Sejak awal pertandingan, tensi tinggi sudah terasa. Kedua pemain terlibat adu mulut yang sengit. Puncaknya, ucapan provokatif dari Maneepong membuat Issara murka dan langsung menyerang rekannya sendiri.

Baca juga: Ayah Josepha Alexandra Sampaikan Pesan Tegas atas Ketidakadilan yang Dialami Putrinya dalam Lomba Cerdas Cermat MPR

Terungkap bahwa akar masalah perkelahian itu adalah saling lontarnya ucapan dan tindakan provokatif antar keduanya. Bodin Isara mengaku sudah tidak bisa menahan amarahnya lagi.

“Telinga saya dipukul dengan raket sampai berdarah dan robek. Saya kehilangan kesabaran. Saya meminta maaf kepada seluruh penduduk Thailand karena sudah memunculkan citra buruk pada negara,” ungkap Isara kala itu.

Kekacauan yang terjadi membuat babak final tidak dapat dilanjutkan.
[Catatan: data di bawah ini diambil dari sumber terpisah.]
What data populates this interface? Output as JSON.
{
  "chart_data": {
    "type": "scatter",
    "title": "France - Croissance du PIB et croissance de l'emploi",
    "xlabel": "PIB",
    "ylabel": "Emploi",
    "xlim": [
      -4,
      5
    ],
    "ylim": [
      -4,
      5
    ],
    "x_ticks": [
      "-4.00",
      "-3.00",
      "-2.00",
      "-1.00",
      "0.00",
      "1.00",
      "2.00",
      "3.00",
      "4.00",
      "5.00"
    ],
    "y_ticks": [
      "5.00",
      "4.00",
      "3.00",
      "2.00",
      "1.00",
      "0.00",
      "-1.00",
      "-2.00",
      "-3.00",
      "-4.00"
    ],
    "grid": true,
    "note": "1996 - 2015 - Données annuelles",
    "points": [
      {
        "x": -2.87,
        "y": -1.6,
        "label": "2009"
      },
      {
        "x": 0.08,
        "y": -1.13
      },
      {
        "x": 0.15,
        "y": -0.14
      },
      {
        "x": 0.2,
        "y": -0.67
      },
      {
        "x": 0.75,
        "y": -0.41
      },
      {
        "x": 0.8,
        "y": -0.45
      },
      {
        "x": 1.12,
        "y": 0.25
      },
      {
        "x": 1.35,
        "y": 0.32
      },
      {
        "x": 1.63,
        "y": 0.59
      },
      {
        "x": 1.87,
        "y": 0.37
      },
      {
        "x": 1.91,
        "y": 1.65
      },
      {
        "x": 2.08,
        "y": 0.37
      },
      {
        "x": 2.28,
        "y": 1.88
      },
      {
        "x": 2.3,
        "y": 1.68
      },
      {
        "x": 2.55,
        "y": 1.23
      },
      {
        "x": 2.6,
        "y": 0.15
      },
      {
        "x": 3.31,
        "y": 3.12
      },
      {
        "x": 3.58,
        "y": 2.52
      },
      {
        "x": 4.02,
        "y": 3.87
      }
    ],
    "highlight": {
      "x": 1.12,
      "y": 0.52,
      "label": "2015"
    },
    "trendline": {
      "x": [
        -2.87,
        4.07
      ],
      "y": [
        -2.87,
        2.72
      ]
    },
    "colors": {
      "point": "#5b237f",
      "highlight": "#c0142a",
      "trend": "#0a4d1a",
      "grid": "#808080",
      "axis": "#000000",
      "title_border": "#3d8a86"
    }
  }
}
Kedua pasangan pebulutangkis asal Thailand tersebut terpaksa didiskualifikasi dari turnamen.

Asosiasi Bulutangkis Thailand (BAT) tidak tinggal diam. Mereka bergerak cepat untuk memberikan sanksi tegas kepada Bodin Issara dan Maneepong Jongjit.

Bodin Issara menerima hukuman yang jauh lebih berat, yakni larangan bertanding selama dua tahun. Sementara Maneepong Jongjit hanya dijatuhi sanksi tiga bulan.

Issara dihukum lebih berat karena dianggap sebagai pihak yang menyerang Jongjit, mantan rekan duetnya. Di sisi lain, Jongjit mendapat hukuman lebih ringan karena dianggap melakukan provokasi sepanjang pertandingan.

Presiden BAT saat itu, Charoen Wattanasin, mengungkapkan kekecewaannya yang mendalam atas insiden tersebut. Beliau menyatakan bahwa reputasi bulutangkis Thailand yang telah dibangun selama puluhan tahun tercoreng.

“Apa yang sudah dibangun selama 60 tahun hancur karena kelakukan satu orang. Selama enampuluh tahun saya berkecimpung di bulu tangkis, saya belum pernah melihat kasus kekerasan seperti ini,” ujar Wattanasin.

Beliau menambahkan bahwa meskipun ada permintaan untuk lebih memperhatikan kepentingan pemain, namun hal tersebut tidak bisa mengesampingkan citra negara di kancah internasional.

“Saya diminta untuk lebih memerhatikan kepentingan pemain. Namun buat saya ini bukan soal perasaan, tetapi ini soal citra negara kita di bidang bulu tangkis,” tegas Wattanasin.